Search indexed data
This page provides examples of searching in BigQuery.
When you index your data, BigQuery can optimize some queries
that use the SEARCH
function
or other functions and operators,
such as =
, IN
, LIKE
, and STARTS_WITH
.
SQL queries return correct results from all ingested data, even if some of the data isn't indexed yet. However, query performance can be greatly improved with an index. Savings in bytes processed and slot milliseconds are maximized when the number of search results make up a relatively small fraction of the total rows in your table because less data is scanned. To determine whether an index was used for a query, see search index usage.
Create a search index
The following table called Logs
is used to show different
ways of using the SEARCH
function.

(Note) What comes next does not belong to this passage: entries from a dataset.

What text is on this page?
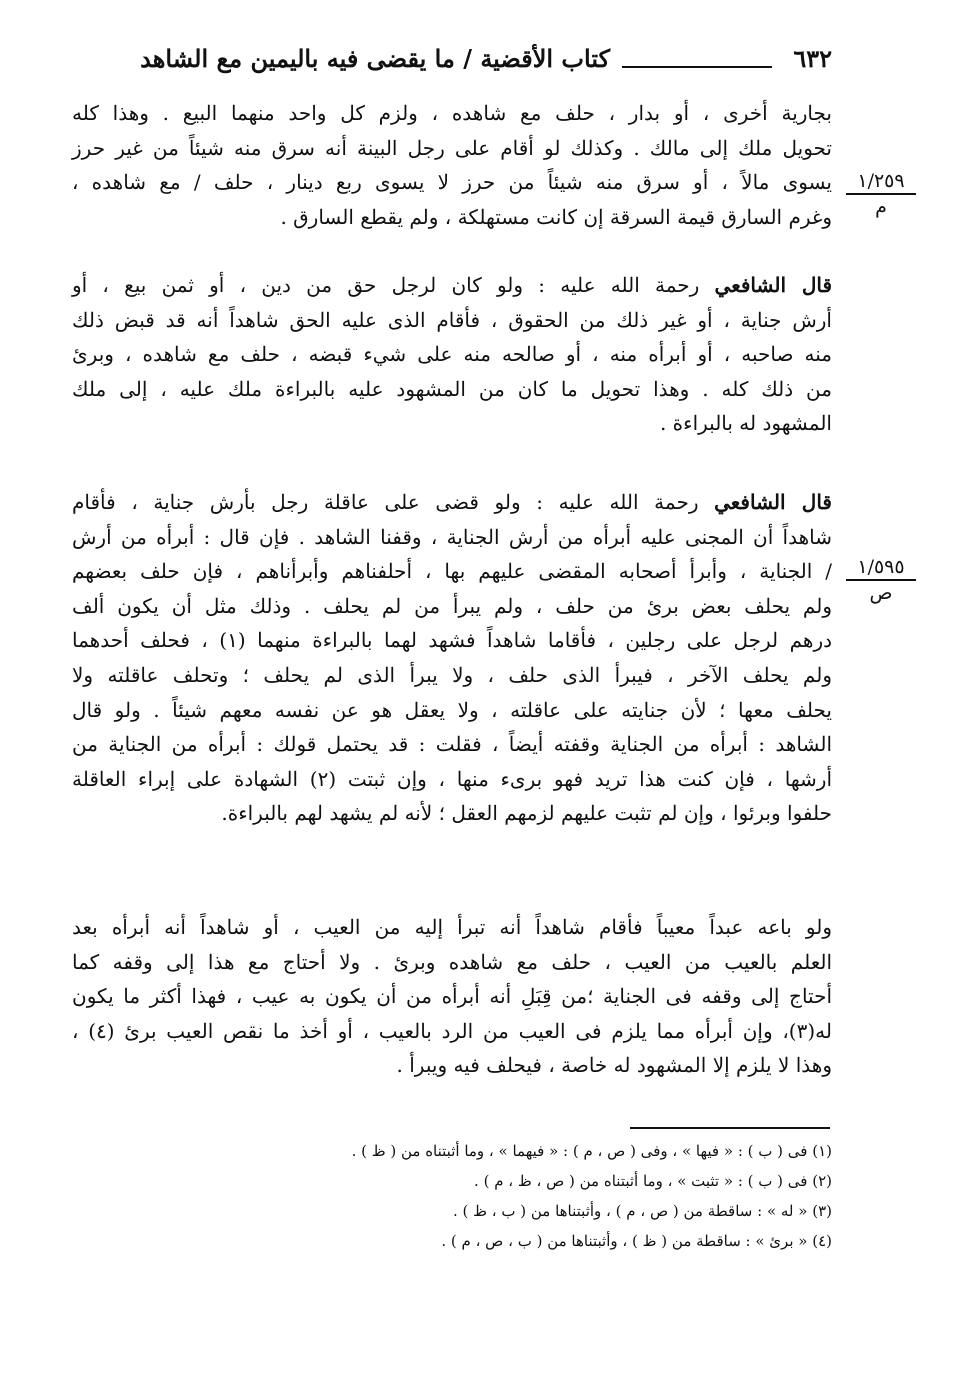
٦٣٢
كتاب الأقضية / ما يقضى فيه باليمين مع الشاهد
١/٢٥٩
م
١/٥٩٥
ص
بجارية أخرى ، أو بدار ، حلف مع شاهده ، ولزم كل واحد منهما البيع . وهذا كله
تحويل ملك إلى مالك . وكذلك لو أقام على رجل البينة أنه سرق منه شيئاً من غير حرز
يسوى مالاً ، أو سرق منه شيئاً من حرز لا يسوى ربع دينار ، حلف / مع شاهده ،
وغرم السارق قيمة السرقة إن كانت مستهلكة ، ولم يقطع السارق .
قال الشافعي رحمة الله عليه : ولو كان لرجل حق من دين ، أو ثمن بيع ، أو
أرش جناية ، أو غير ذلك من الحقوق ، فأقام الذى عليه الحق شاهداً أنه قد قبض ذلك
منه صاحبه ، أو أبرأه منه ، أو صالحه منه على شيء قبضه ، حلف مع شاهده ، وبرئ
من ذلك كله . وهذا تحويل ما كان من المشهود عليه بالبراءة ملك عليه ، إلى ملك
المشهود له بالبراءة .
قال الشافعي رحمة الله عليه : ولو قضى على عاقلة رجل بأرش جناية ، فأقام
شاهداً أن المجنى عليه أبرأه من أرش الجناية ، وقفنا الشاهد . فإن قال : أبرأه من أرش
/ الجناية ، وأبرأ أصحابه المقضى عليهم بها ، أحلفناهم وأبرأناهم ، فإن حلف بعضهم
ولم يحلف بعض برئ من حلف ، ولم يبرأ من لم يحلف . وذلك مثل أن يكون ألف
درهم لرجل على رجلين ، فأقاما شاهداً فشهد لهما بالبراءة منهما (١) ، فحلف أحدهما
ولم يحلف الآخر ، فيبرأ الذى حلف ، ولا يبرأ الذى لم يحلف ؛ وتحلف عاقلته ولا
يحلف معها ؛ لأن جنايته على عاقلته ، ولا يعقل هو عن نفسه معهم شيئاً . ولو قال
الشاهد : أبرأه من الجناية وقفته أيضاً ، فقلت : قد يحتمل قولك : أبرأه من الجناية من
أرشها ، فإن كنت هذا تريد فهو برىء منها ، وإن ثبتت (٢) الشهادة على إبراء العاقلة
حلفوا وبرئوا ، وإن لم تثبت عليهم لزمهم العقل ؛ لأنه لم يشهد لهم بالبراءة.
ولو باعه عبداً معيباً فأقام شاهداً أنه تبرأ إليه من العيب ، أو شاهداً أنه أبرأه بعد
العلم بالعيب من العيب ، حلف مع شاهده وبرئ . ولا أحتاج مع هذا إلى وقفه كما
أحتاج إلى وقفه فى الجناية ؛من قِبَلِ أنه أبرأه من أن يكون به عيب ، فهذا أكثر ما يكون
له(٣)، وإن أبرأه مما يلزم فى العيب من الرد بالعيب ، أو أخذ ما نقص العيب برئ (٤) ،
وهذا لا يلزم إلا المشهود له خاصة ، فيحلف فيه ويبرأ .
(١) فى ( ب ) : « فيها » ، وفى ( ص ، م ) : « فيهما » ، وما أثبتناه من ( ظ ) .
(٢) فى ( ب ) : « تثبت » ، وما أثبتناه من ( ص ، ظ ، م ) .
(٣) « له » : ساقطة من ( ص ، م ) ، وأثبتناها من ( ب ، ظ ) .
(٤) « برئ » : ساقطة من ( ظ ) ، وأثبتناها من ( ب ، ص ، م ) .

This example table is quite small, but in
practice the performance gains you get with SEARCH
improve with the size of
the table.
CREATE TABLE my_dataset.Logs (Level STRING, Source STRING, Message STRING) AS ( SELECT 'INFO' as Level, '65.177.8.234' as Source, 'Entry Foo-Bar created' as Message UNION ALL SELECT 'WARNING', '132.249.240.10', 'Entry Foo-Bar already exists, created by 65.177.8.234' UNION ALL SELECT 'INFO', '94.60.64.181', 'Entry Foo-Bar deleted' UNION ALL SELECT 'SEVERE', '4.113.82.10', 'Entry Foo-Bar does not exist, deleted by 94.60.64.181' UNION ALL SELECT 'INFO', '181.94.60.64', 'Entry Foo-Baz created' );
The table looks like the following:
+---------+----------------+-------------------------------------------------------+ | Level | Source | Message | +---------+----------------+-------------------------------------------------------+ | INFO | 65.177.8.234 | Entry Foo-Bar created | | WARNING | 132.249.240.10 | Entry Foo-Bar already exists, created by 65.177.8.234 | | INFO | 94.60.64.181 | Entry Foo-Bar deleted | | SEVERE | 4.113.82.10 | Entry Foo-Bar does not exist, deleted by 94.60.64.181 | | INFO | 181.94.60.64 | Entry Foo-Baz created | +---------+----------------+-------------------------------------------------------+
Create a search index on the Logs
table using the default text analyzer:
CREATE SEARCH INDEX my_index ON my_dataset.Logs(ALL COLUMNS);
For more information about search indexes, see Manage search indexes.
Use the SEARCH
function
The SEARCH
function provides tokenized search on data.
SEARCH
is designed to be used with an index to
optimize lookups.
You can use the SEARCH
function to search an entire table or restrict your
search to specific columns.
Search an entire table
The following query searches across all columns of the Logs
table for the
value bar
and returns the rows that contain this value, regardless of
capitalization. Since the search index uses the default text analyzer, you don't
need to specify it in the SEARCH
function.
SELECT * FROM my_dataset.Logs WHERE SEARCH(Logs, 'bar');
+---------+----------------+-------------------------------------------------------+ | Level | Source | Message | +---------+----------------+-------------------------------------------------------+ | INFO | 65.177.8.234 | Entry Foo-Bar created | | WARNING | 132.249.240.10 | Entry Foo-Bar already exists, created by 65.177.8.234 | | INFO | 94.60.64.181 | Entry Foo-Bar deleted | | SEVERE | 4.113.82.10 | Entry Foo-Bar does not exist, deleted by 94.60.64.181 | +---------+----------------+-------------------------------------------------------+
The following query searches across all columns of the Logs
table for the
value `94.60.64.181`
and returns the rows that contain this value. The
backticks allow for an exact search, which is why the last row of the Logs
table which contains 181.94.60.64
is omitted.
SELECT * FROM my_dataset.Logs WHERE SEARCH(Logs, '`94.60.64.181`');
+---------+----------------+-------------------------------------------------------+ | Level | Source | Message | +---------+----------------+-------------------------------------------------------+ | INFO | 94.60.64.181 | Entry Foo-Bar deleted | | SEVERE | 4.113.82.10 | Entry Foo-Bar does not exist, deleted by 94.60.64.181 | +---------+----------------+-------------------------------------------------------+
Search a subset of columns
SEARCH
makes it easy to specify a subset of columns within which to search for
data. The following query searches the Message
column of the Logs
table for
the value 94.60.64.181
and returns the rows that contain this value.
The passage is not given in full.